NYC homeless program halted

New York City has agreed to temporarily pause its placement of homeless people in Newark, New Jersey, as part of a program that relocates shelter residents to other cities. The move comes after Newark sued the city over the squalid living conditions of program participants, and after hours of closed-door negotiations between officials from the two cities. In addition to the program’s suspension, the city announced a help line and crisis intervention services for program participants living in poor housing conditions outside New York City.

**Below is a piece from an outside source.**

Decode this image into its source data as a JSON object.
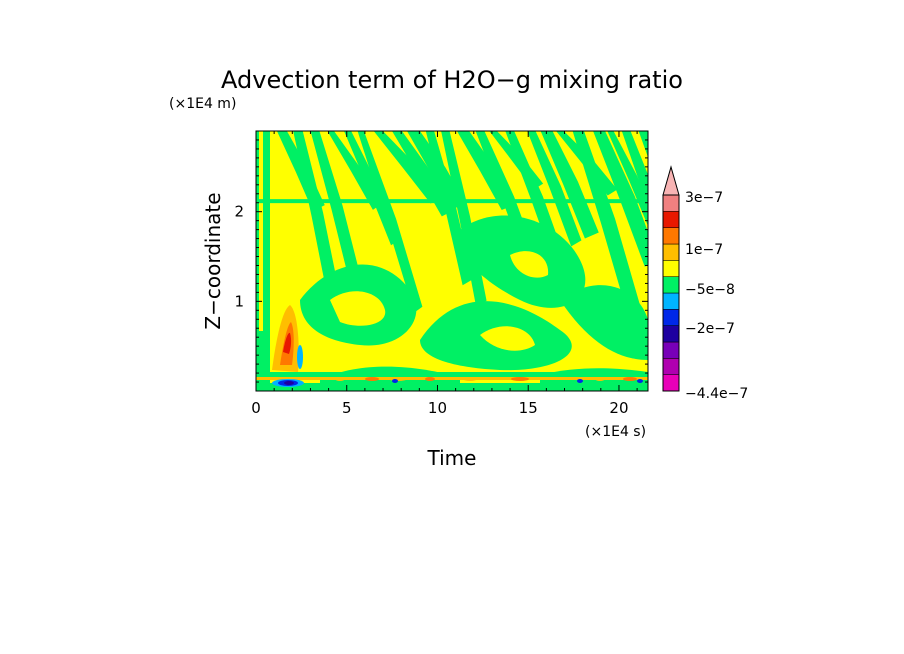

James loses Exxon Mobil case

State Attorney General Letitia James lost a potentially landmark climate change fraud case against Exxon Mobil Corp. James had attempted to prove that Exxon Mobil lied to its shareholders about the costs of climate change and alleged that the company kept separate private records that disregarded those costs. However, the judge found that New York failed to prove its case and ruled in favor of the company. The state’s investigation began four years ago under then-state Attorney General Eric Schneiderman, with the charges announced last year by then-state Attorney General Barbara Underwood. The case was the first of its kind in the nation, and though New York’s loss is a setback for climate activists, a number of other states have similar pending lawsuits.

Rochester’s education problems

In the ongoing fiscal crisis in Rochester’s schools, credit rating company Moody’s downgraded the city’s debt rating because of “poor budgeting” in the school district. The decision by Moody’s comes just weeks after the U.S. Securities and Exchange Commission opened an investigation into the Rochester City School District. Hundreds of teachers in the city may also be let go due to the district’s financial woes.